L’altro prodotto di cui vi accennavo più sopra è Zoho Mail, tempo addietro ho scoperto Zoho, parliamo di una decina di anni fa anche più forse, e l’iscrizione al loro servizio di mail mi ha fruttato un account da 40 giga di spazio (non poca cosa di questi tempi) e oggi lo sfrutto per gestire le mie email aziendali, una che è davvero corposa con 4 giga già andati in email di lavoro per gli ultimi due anni, e altri minori che nonostante abbiano l’account basico da 5 giga sono però più che sufficienti per la mole di lavoro che generano.

L’interfaccia web di Zoho Mail

Esistono diverse app per gestire tale prodotto, sia lato PC che lato smartphone.
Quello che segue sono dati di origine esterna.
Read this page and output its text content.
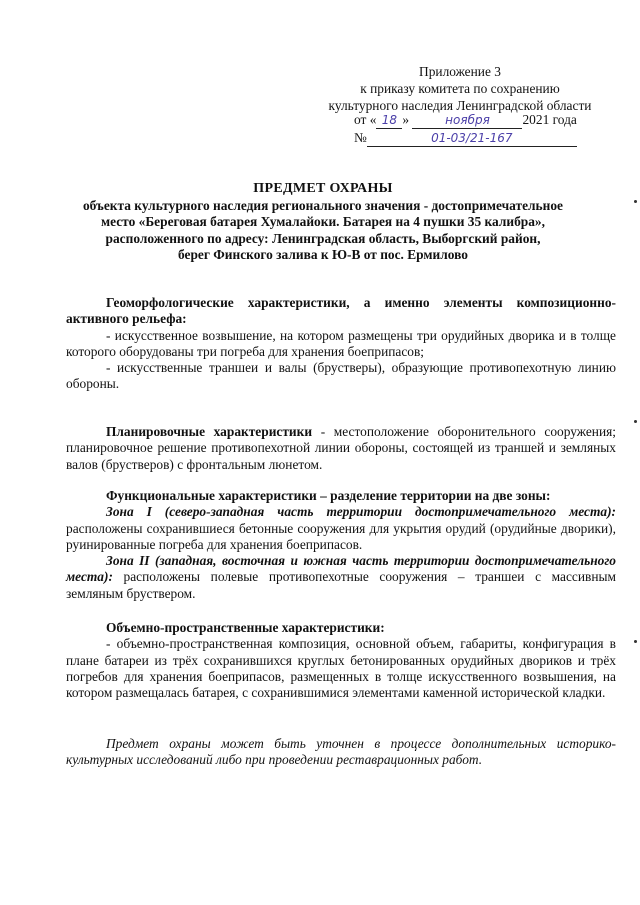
Приложение 3
к приказу комитета по сохранению
культурного наследия Ленинградской области
от « 18 »	ноября 2021 года
№	01-03/21-167
ПРЕДМЕТ ОХРАНЫ
объекта культурного наследия регионального значения - достопримечательное
место «Береговая батарея Хумалайоки. Батарея на 4 пушки 35 калибра»,
расположенного по адресу: Ленинградская область, Выборгский район,
берег Финского залива к Ю-В от пос. Ермилово

Геоморфологические характеристики, а именно элементы композиционно-активного рельефа:

- искусственное возвышение, на котором размещены три орудийных дворика и в толще которого оборудованы три погреба для хранения боеприпасов;

- искусственные траншеи и валы (брустверы), образующие противопехотную линию обороны.

Планировочные характеристики - местоположение оборонительного сооружения; планировочное решение противопехотной линии обороны, состоящей из траншей и земляных валов (брустверов) с фронтальным люнетом.

Функциональные характеристики – разделение территории на две зоны:

Зона I (северо-западная часть территории достопримечательного места): расположены сохранившиеся бетонные сооружения для укрытия орудий (орудийные дворики), руинированные погреба для хранения боеприпасов.

Зона II (западная, восточная и южная часть территории достопримечательного места): расположены полевые противопехотные сооружения – траншеи с массивным земляным бруствером.

Объемно-пространственные характеристики:

- объемно-пространственная композиция, основной объем, габариты, конфигурация в плане батареи из трёх сохранившихся круглых бетонированных орудийных двориков и трёх погребов для хранения боеприпасов, размещенных в толще искусственного возвышения, на котором размещалась батарея, с сохранившимися элементами каменной исторической кладки.

Предмет охраны может быть уточнен в процессе дополнительных историко-культурных исследований либо при проведении реставрационных работ.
Lato PC l’applicazione è sviluppata in HTML5 e quindi altro non è che una finestra browser indipente, del tutto identica a quella che avremmo accedendo al nostro account tramite webapp, il più grande difetto di questa app per PC è che gestisce un solo account per volta e quindi ogni volta che vogliamo passare da un account all’altro dobbiamo fare logout e login, una seccattura, per cui consiglio caldamente di utilizzare il buon vecchio Thunderbird che digerisce gli account zoho perfettamente e che è sempre il miglior client email presente sul mercato.

L’interfaccia dell’app per windows di Zoho Mail

Lato smartphone invece l’applicazione è ottima, con la ricerca interna alle email migliore che abbia mai provato, Outlook mobile che pure ho utilizzato per quasi un mese in alternativa non ha una ricerca tanto efficace e onestamente non vale un terzo di Zoho Mail.

Schermata email con raggruppamento conversazioni

Le email sono sempre molto chiare di facile lettura, possono essere raggruppate in conversazioni così da avere un’ulteriore facilitazione e anche gli allegati sono gestiti in modo splendido, possono chiaramente essere recuperati dalle app di terzi parti (cloud compreso) ma anche da precedenti email.

Gestione allegati interna all’app

Altra comodità è l’integrazione dell’app calendario e contatti all’interno della stessa Zoho Mail, calendario sincronizzabile anche con google calendar e quindi di facilissima integrazione.

Scheda calendario

La ricerca come dicevo è molto efficace e senza utilizzare filtri particolari riesco sempre a trovare quel che mi serve, ma volendo è possibile renderla ancora più specifica e precisa e vi assicuro che è davvero ben fatta.

Filtri di ricerca su IOS ma del tutto identici a quelli Android

Inoltre una cosa non di poco conto, la firma è estremamente personalizzabile con loghi e formattazioni pari a quelle di un client per pc. Inoltre se avete un account Zoho come nel mio caso potete sincronizzare la firma tra PC e Smartphone in questo modo la stessa sarà sempre identica sia nella forma che nelle dimensioni così da rendere più professionali le vostre email.

Potete infine gestire filtri di vario tipo, taggare le email (cosa molto comoda per dividere email amministrative da altre operative e via discorrendo) ed avere a colpo d’occhio una situazione facile e chiara sia su web app che su smartphone delle vostre email.

Il più grande difetto di questa app è che sul mio Huawei P20 pro, causa problemi legati alla gestione delle notifiche tipiche di Huawei e della sua EMUI, non vengono visualizzatti correttamente i pallini delle notifiche che invece troviamo su altre app, problema già segnalato e “pare” in fase di risoluzione ma che rimane marginale però dato che tutte le altre notifiche funzionano fin troppo bene, vista la mole di email che ricevo :-(.

Insomma davvero due app ben fatte e che vi consiglio caldamente se lavorate tanto con file ed email.